Today's Washington Post featured a column from Rep. Jim Kolbe on the collapse of the Doha Development Round of International trade talks.
"...Doha's greatest significance was as a tool against global poverty, pure and simple. It was driven by the idea that trade, in conjunction with responsible foreign aid, could lead to prosperity in the developing world. ...
With Doha negotiations in the deep freeze, the United States needs to embrace an ambitious bilateral trade agenda. Of course, bilateral agreements are no substitute for multilateral ones; multilateral agreements propel the world toward economic openness faster. But without a multilateral round on the horizon, the United States cannot afford to remain idle."

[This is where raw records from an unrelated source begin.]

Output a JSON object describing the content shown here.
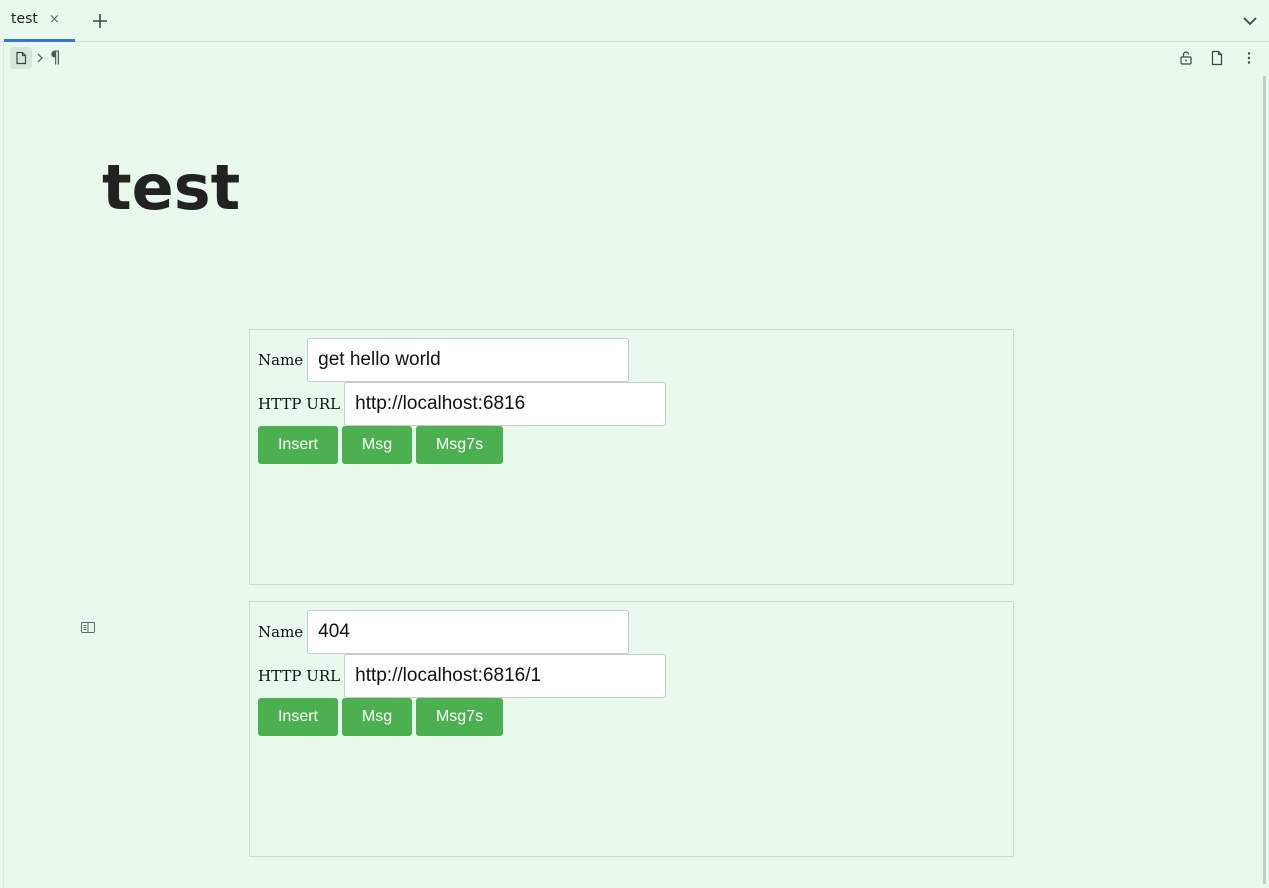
{
  "tabbar": {
    "tab_label": "test",
    "close_glyph": "×"
  },
  "breadcrumb": {
    "paragraph_glyph": "¶"
  },
  "document": {
    "title": "test"
  },
  "widgets": [
    {
      "name_label": "Name",
      "name_value": "get hello world",
      "url_label": "HTTP URL",
      "url_value": "http://localhost:6816",
      "buttons": [
        "Insert",
        "Msg",
        "Msg7s"
      ]
    },
    {
      "name_label": "Name",
      "name_value": "404",
      "url_label": "HTTP URL",
      "url_value": "http://localhost:6816/1",
      "buttons": [
        "Insert",
        "Msg",
        "Msg7s"
      ]
    }
  ],
  "colors": {
    "background": "#e8f8ec",
    "button": "#4caf50",
    "active_tab_underline": "#3575d6"
  },
  "icons": [
    "plus-icon",
    "chevron-down-icon",
    "document-icon",
    "chevron-right-icon",
    "unlock-icon",
    "file-icon",
    "more-vertical-icon",
    "block-embed-icon"
  ]
}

Jim Kolbe was awarded this year's Commitment to Development Award by the Center and Foreign Policy Magazine in recognition of his able and courageous leadership on a range of aid and trade issues of importance to developing countries. He is also right to flag the potential consequences for developing countries from this summer's collapse of the Doha Round of global trade negotiations, and the need to reform U.S. agricultural policies, regardless of what happens in the round.
But is the Congressman correct in arguing that an aggressive bilateral agenda is an acceptable second-best? The United States has negotiated preferential trade agreements with 18 countries, half of them falling in either the high-income or upper middle-income categories. Only one, Nicaragua, is a low-income country. In his op-ed, Congressman Kolbe goes on to endorse conclusion of the ongoing negotiations with Korea, a relatively rich country, and Brazil, a large emerging market.
From the perspective of developing countries, there are at least two potential problems with a bilateral trade agenda. The first and most obvious is that these agreements are inherently discriminatory, benefiting member countries at the expense of non-members, with the poorest countries likely to be among those excluded. Second, smaller developing countries have more leverage acting as a group in a multilateral negotiation than one-on-one with a large, powerful country such as the United States. As a result of this asymmetric bargaining power, developing countries have had to accept provisions on intellectual property, capital controls, and investment in FTAs with the United States that are beyond what the World Trade Organization (WTO) requires and that may not be what best promotes development and broadly-shared prosperity. The Congressman is almost surely correct that bilateral negotiations are likely to fill the void if the Doha Round is not restarted later this year. It is less clear that this is a development to be applauded.